We all fantasize about brighter financial futures. Some people picture winning the lottery—imagining how they’d spend such a giant windfall. But others simply think about what they’d give to get out of debt on the spot, akin to getting a “get out of jail free” card in Monopoly.
It makes sense so many Americans would be willing to bargain to get out of debt. It’s stressful to know you owe money while remaining unsure of when you’ll be able to feasibly pay it back. It’s certainly no fun watching interest accumulate; nor is it pleasant to see your credit score drop if unpaid debts go to collections.
Here’s more on what Americans would give in exchange for wiping out their debts, plus strategies to consider for realistically working down your debt over time.
What Would You Give to Get Out of Debt?
If someone asked what you’re willing to sacrifice in order to get out of debt, do you have an easy answer ready to go? As The Motley Fool recaps, one survey from debt settlement leader Freedom Debt Relief did ask 2,000 Americans this question, albeit in multiple-choice form. Respondents could only choose one answer.
Here are the results:
- 22 percent of respondents would give up going out to eat.
- 21 percent of respondents would give up vacations for 10 years.
- 13 percent would sacrifice the right to vote.
- Only 6 percent would give up their phone; 5 percent would forgo the internet.
- About one-third of respondents were unwilling to give up any of these.
Of course, some of these answers are more realistic than others. For instance, it may be hard or impossible for some people to give up their smartphones if they need them for work. But cutting out visits to restaurants or foregoing traveling for pleasure are more feasible because there are plenty of lower-cost alternatives for people to enjoy, like cooking at home and enjoying affordable activities in your area.
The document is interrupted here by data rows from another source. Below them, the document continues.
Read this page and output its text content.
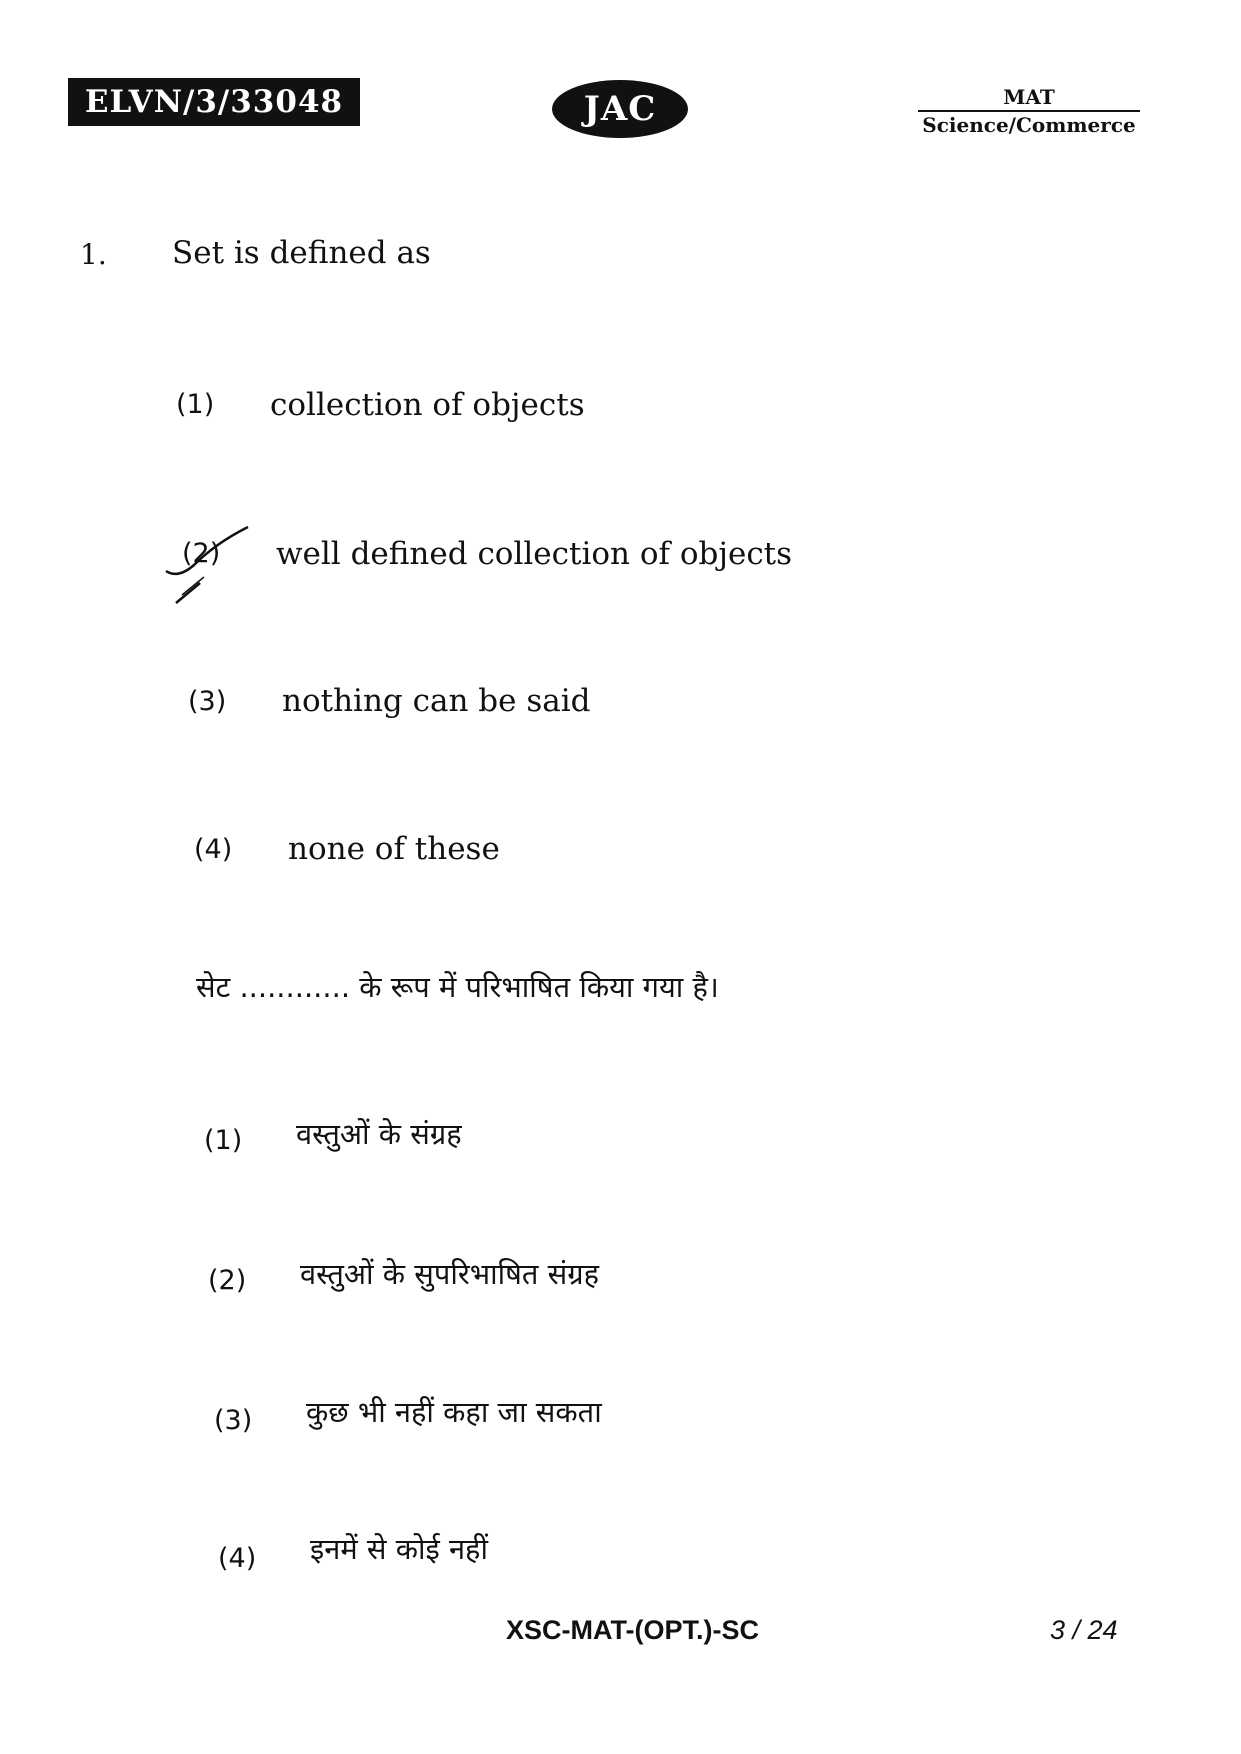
ELVN/3/33048	JAC	MAT
Science/Commerce
1. Set is defined as
(1) collection of objects
(2) well defined collection of objects
(3) nothing can be said
(4) none of these
सेट ............ के रूप में परिभाषित किया गया है।
(1) वस्तुओं के संग्रह
(2) वस्तुओं के सुपरिभाषित संग्रह
(3) कुछ भी नहीं कहा जा सकता
(4) इनमें से कोई नहीं
XSC-MAT-(OPT.)-SC	3 / 24
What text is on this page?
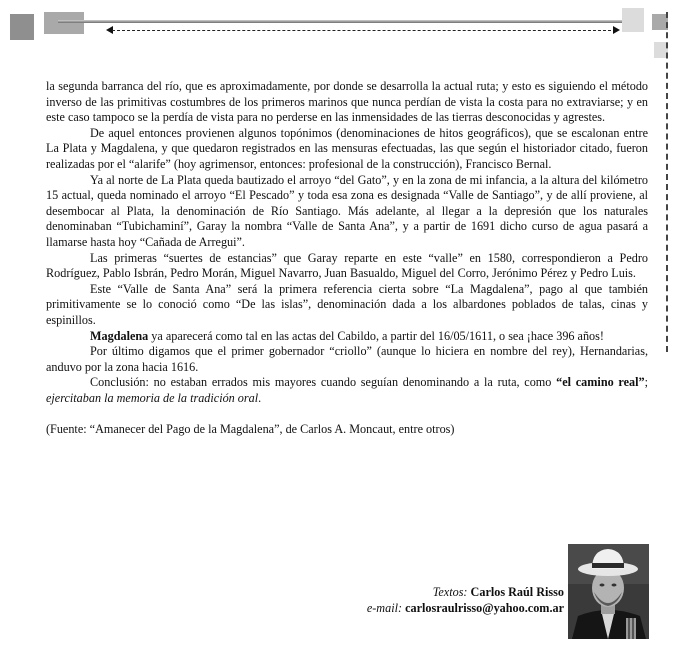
la segunda barranca del río, que es aproximadamente, por donde se desarrolla la actual ruta; y esto es siguiendo el método inverso de las primitivas costumbres de los primeros marinos que nunca perdían de vista la costa para no extraviarse; y en este caso tampoco se la perdía de vista para no perderse en las inmensidades de las tierras desconocidas y agrestes.

De aquel entonces provienen algunos topónimos (denominaciones de hitos geográficos), que se escalonan entre La Plata y Magdalena, y que quedaron registrados en las mensuras efectuadas, las que según el historiador citado, fueron realizadas por el “alarife” (hoy agrimensor, entonces: profesional de la construcción), Francisco Bernal.

Ya al norte de La Plata queda bautizado el arroyo “del Gato”, y en la zona de mi infancia, a la altura del kilómetro 15 actual, queda nominado el arroyo “El Pescado” y toda esa zona es designada “Valle de Santiago”, y de allí proviene, al desembocar al Plata, la denominación de Río Santiago. Más adelante, al llegar a la depresión que los naturales denominaban “Tubichaminí”, Garay la nombra “Valle de Santa Ana”, y a partir de 1691 dicho curso de agua pasará a llamarse hasta hoy “Cañada de Arregui”.

Las primeras “suertes de estancias” que Garay reparte en este “valle” en 1580, correspondieron a Pedro Rodríguez, Pablo Isbrán, Pedro Morán, Miguel Navarro, Juan Basualdo, Miguel del Corro, Jerónimo Pérez y Pedro Luis.

Este “Valle de Santa Ana” será la primera referencia cierta sobre “La Magdalena”, pago al que también primitivamente se lo conoció como “De las islas”, denominación dada a los albardones poblados de talas, cinas y espinillos.

Magdalena ya aparecerá como tal en las actas del Cabildo, a partir del 16/05/1611, o sea ¡hace 396 años!

Por último digamos que el primer gobernador “criollo” (aunque lo hiciera en nombre del rey), Hernandarias, anduvo por la zona hacia 1616.

Conclusión: no estaban errados mis mayores cuando seguían denominando a la ruta, como “el camino real”; ejercitaban la memoria de la tradición oral.

(Fuente: “Amanecer del Pago de la Magdalena”, de Carlos A. Moncaut, entre otros)

Textos: Carlos Raúl Risso
e-mail: carlosraulrisso@yahoo.com.ar
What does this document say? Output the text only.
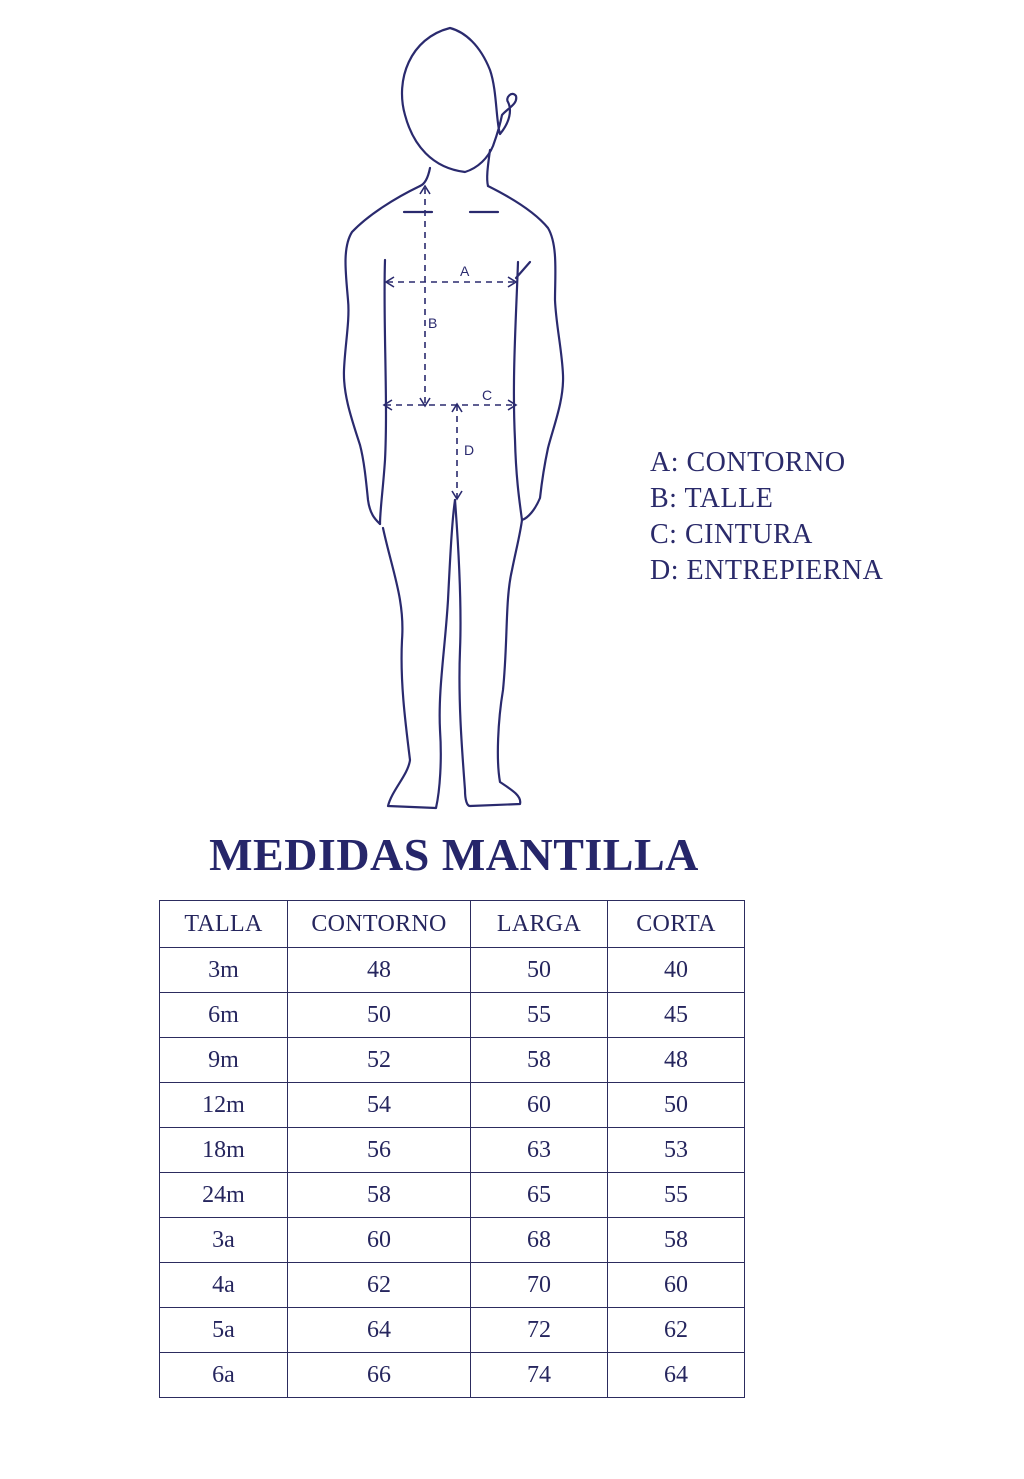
A
B
C
D	A: CONTORNO
B: TALLE
C: CINTURA
D: ENTREPIERNA
MEDIDAS MANTILLA
TALLA	CONTORNO	LARGA	CORTA
3m	48	50	40
6m	50	55	45
9m	52	58	48
12m	54	60	50
18m	56	63	53
24m	58	65	55
3a	60	68	58
4a	62	70	60
5a	64	72	62
6a	66	74	64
Real-World Strategies for Eliminating Debt
The truth is that getting out of debt does require sacrifice—most consumers end up having to tighten their budgets, increase their income or a combination of both. Depending on the amount of debt you’re carrying, you may have to sacrifice for months or years to eliminate your debt once and for all. Is it worth it? Yes, but there’s no denying it will require a healthy dose of willpower and struggle along the way.
The foundation of any plan to get out of debt is reducing expenditures. There’s no way to get around doing the work of tallying up what you earn vs. what you spend. NerdWallet recommends keeping to a basic 50/30/20 budget, meaning half your income goes to essentials, 30 percent goes toward wants, and at least 20 percent goes toward saving and debt repayment. Obviously tweaking these percentages to favor debt repayment will help you achieve debt freedom faster, but it’s a helpful guideline to consider. To make budgeting easier on yourself, automate whatever you can. Using an app can help you set up deposits and stay current on spending, too.
If you need help getting a grip on your debt, consider working with a credit counselor to come up with a debt management plan. You’ll still be on the hook for paying your debt in full, but the payments are simplified, and you may even get a better interest rate.
Consolidation is another tactic to consider, in which you take out a loan to cover your most pressing debts, then repay that loan steadily over time.
Debt settlement is another option for consumers with serious debt; it requires consumers to save up money over the course of months or years until they’ve amassed enough to negotiate with creditors. The end goal is to actually reduce how much you owe.
The most drastic option is bankruptcy, but this process will stay on your credit report the longest and may even require you to liquidate some of your assets.
What are you willing to sacrifice to escape debt? It won’t happen overnight, but with a plan in place—and a determined mindset—you can certainly chip away at your debt until it’s gone.